Ein weiteres wichtiges Terrain, das es in Stein am Rhein zu beackern gilt, ist das Thema Schule. Mit Ueli Böhni hat nun jemand das Referat übernommen, der mit dem Thema schon lange vertraut ist. Immerhin war er früher sieben Jahre Schulpräsident. Auch hier hat es so eine Art Neustart nach all den personellen Querelen gegeben, die im Rücktritt der Schulpräsidentin und in einem Referatswechsel von Claudia Eimer zu Heidi Schilling endeten, wobei Schilling kurz danach ihre Demission als Stadträtin bekannt gab. Dass nach halbjähriger Vakanz auch das Amt des Schulpräsidenten wieder besetzt wurde – fast zeitgleich mit der Wahl Böhnis in den Stadtrat –, sei für ihn sehr positiv, sagt er. «Mit Ruedi Rüttimann haben wir jemanden, der sich sehr engagiert», freut er sich. Und so sei man auf gutem Wege. Zudem, so Böhni, habe sich auch das Modell mit den Schulleitungen bewährt. Selbst in politisch unruhigen Zeiten sei es in den Schulen operativ gut gelaufen. Für ihn ist nun die Schulzusammenarbeit im oberen Kantonsteil das zentrale Projekt, das intensiv laufe. «Auch diese Verhandlungen finden in einem freundlichkooperativen Klima statt», sagt er. Und die Einarbeitung habe bestens geklappt. «Es macht Spass, und es gibt viele spannende Fragen, auch zu Folgeprojekten.»

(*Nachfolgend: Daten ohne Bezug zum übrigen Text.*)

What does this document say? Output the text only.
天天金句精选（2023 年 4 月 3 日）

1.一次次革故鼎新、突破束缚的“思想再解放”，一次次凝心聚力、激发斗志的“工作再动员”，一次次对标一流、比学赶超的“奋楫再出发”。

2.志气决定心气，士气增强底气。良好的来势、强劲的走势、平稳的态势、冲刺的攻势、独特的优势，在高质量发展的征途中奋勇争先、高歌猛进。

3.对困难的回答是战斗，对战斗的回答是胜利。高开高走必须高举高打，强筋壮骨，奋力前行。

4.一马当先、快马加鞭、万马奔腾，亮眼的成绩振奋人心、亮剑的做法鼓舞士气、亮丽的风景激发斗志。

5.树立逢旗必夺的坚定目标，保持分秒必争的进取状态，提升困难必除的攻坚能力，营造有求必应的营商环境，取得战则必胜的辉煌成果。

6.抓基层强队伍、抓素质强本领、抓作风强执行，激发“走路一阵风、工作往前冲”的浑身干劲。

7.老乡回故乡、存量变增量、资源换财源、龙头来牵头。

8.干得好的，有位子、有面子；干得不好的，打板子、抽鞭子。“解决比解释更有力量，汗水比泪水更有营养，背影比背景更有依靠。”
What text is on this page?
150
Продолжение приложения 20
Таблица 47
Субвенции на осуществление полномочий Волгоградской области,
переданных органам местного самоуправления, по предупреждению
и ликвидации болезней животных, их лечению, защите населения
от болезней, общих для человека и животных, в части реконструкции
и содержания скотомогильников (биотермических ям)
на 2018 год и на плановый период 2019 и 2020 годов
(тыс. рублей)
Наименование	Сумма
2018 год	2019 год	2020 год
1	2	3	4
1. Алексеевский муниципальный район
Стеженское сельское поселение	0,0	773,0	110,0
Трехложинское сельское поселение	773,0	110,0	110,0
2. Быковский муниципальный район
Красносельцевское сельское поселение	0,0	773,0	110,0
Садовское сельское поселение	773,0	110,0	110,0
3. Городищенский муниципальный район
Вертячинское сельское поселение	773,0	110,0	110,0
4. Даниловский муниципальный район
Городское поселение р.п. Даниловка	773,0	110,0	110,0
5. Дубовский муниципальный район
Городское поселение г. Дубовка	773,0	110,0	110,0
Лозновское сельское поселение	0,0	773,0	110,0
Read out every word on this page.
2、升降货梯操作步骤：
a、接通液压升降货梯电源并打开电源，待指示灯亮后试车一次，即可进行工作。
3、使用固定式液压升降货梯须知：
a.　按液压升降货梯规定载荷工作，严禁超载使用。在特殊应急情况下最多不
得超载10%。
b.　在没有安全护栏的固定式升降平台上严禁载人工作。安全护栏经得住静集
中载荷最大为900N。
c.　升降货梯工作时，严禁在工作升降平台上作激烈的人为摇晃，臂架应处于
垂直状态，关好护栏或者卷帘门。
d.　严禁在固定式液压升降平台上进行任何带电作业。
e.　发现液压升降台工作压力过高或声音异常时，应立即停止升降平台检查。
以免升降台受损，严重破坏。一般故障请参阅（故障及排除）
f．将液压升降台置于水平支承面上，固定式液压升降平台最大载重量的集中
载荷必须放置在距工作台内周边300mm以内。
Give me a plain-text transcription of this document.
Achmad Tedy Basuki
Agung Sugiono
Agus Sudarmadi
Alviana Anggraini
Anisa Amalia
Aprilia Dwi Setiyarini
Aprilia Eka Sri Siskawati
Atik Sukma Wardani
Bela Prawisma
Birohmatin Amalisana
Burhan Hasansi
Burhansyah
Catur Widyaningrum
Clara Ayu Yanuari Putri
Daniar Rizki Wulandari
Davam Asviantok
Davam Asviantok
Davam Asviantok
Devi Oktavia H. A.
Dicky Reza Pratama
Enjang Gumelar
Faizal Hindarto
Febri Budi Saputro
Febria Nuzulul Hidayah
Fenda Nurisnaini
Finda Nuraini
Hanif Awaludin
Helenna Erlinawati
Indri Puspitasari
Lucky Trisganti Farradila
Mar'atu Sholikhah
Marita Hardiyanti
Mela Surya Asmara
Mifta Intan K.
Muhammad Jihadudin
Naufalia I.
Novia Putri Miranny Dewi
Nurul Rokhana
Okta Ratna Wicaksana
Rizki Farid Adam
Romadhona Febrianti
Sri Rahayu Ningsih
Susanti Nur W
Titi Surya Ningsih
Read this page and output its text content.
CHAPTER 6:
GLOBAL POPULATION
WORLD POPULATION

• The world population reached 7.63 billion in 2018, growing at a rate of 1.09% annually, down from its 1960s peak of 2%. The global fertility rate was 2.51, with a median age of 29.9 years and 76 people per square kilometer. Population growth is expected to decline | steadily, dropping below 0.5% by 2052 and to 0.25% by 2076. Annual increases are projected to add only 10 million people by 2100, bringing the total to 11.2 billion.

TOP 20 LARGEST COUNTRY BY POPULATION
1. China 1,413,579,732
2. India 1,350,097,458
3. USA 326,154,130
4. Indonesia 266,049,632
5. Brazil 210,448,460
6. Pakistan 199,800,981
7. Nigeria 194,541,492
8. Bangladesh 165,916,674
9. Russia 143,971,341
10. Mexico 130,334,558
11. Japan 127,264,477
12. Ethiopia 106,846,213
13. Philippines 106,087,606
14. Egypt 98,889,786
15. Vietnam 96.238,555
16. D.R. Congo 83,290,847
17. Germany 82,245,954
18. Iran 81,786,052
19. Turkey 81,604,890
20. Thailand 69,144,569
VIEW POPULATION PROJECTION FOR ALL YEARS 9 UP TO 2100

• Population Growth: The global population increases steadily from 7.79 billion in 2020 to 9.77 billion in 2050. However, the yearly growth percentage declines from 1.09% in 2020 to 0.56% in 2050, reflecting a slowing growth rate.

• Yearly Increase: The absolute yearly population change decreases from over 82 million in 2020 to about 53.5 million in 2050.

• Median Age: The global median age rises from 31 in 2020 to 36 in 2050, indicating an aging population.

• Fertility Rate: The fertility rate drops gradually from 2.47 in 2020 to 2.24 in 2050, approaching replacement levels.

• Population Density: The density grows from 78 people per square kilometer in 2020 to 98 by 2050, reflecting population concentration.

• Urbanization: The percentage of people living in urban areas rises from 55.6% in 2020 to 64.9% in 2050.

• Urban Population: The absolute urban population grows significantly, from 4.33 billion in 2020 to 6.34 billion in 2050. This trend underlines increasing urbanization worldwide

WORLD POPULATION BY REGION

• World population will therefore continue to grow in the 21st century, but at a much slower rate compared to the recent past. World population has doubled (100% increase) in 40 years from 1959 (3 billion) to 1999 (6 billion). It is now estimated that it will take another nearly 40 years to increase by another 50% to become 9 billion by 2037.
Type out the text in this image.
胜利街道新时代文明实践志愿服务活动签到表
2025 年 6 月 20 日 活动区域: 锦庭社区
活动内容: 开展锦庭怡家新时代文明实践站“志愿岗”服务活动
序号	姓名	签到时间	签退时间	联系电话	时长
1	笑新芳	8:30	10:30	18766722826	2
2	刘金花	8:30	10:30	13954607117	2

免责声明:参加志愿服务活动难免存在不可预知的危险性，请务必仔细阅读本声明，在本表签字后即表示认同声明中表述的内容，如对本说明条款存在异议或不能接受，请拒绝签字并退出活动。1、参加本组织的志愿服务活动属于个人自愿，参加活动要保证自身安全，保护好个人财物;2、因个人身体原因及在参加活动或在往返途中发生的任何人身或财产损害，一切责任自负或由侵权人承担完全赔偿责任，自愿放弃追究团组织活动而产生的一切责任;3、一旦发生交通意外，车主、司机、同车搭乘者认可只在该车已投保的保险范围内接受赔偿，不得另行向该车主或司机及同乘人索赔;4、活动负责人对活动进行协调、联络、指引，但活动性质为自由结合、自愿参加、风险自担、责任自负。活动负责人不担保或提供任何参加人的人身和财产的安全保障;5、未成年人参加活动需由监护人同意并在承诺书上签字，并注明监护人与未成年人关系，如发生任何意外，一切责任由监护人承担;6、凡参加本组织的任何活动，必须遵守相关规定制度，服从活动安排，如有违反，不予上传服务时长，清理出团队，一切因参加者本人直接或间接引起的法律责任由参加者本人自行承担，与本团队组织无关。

**Häuser in schlechtem Zustand**
Was den gesamten Stadtrat künftig noch beschäftigen wird, ist der Umgang mit den stadteigenen Liegenschaften. Nebst Kulturgut besitzt die Stadt viele weitere Gebäude, hat Sigrist festgestellt. Und hier gelte es bald ein gutes Konzept zu deren Bewirtschaftung zu entwickeln. Unterhalt oder Veräussern ist hier die Gretchenfrage. «Da muss bald etwa passieren», sagt Sigrist. Denn einige sind in schlechtem Zustand. In Stadtbesitz sind auch die Höfe Ober-/Unterwald und das «Rhygüetli». «Es ist sicher von Vorteil, wenn man sich auch in neue Dossiers einarbeiten muss», sagt Böhni. Das erweitere den Blick und sei extrem spannend. Ganz klar ist für die beiden, dass sie bei den Erneuerungswahlen im Herbst wieder kandidieren werden. Mit dieser Absicht sind sie schon vorher angetreten, und die hat sich nun im Lauf ihrer Einarbeitungszeit bekräftigt und soll erfolgreich fortgesetzt werden.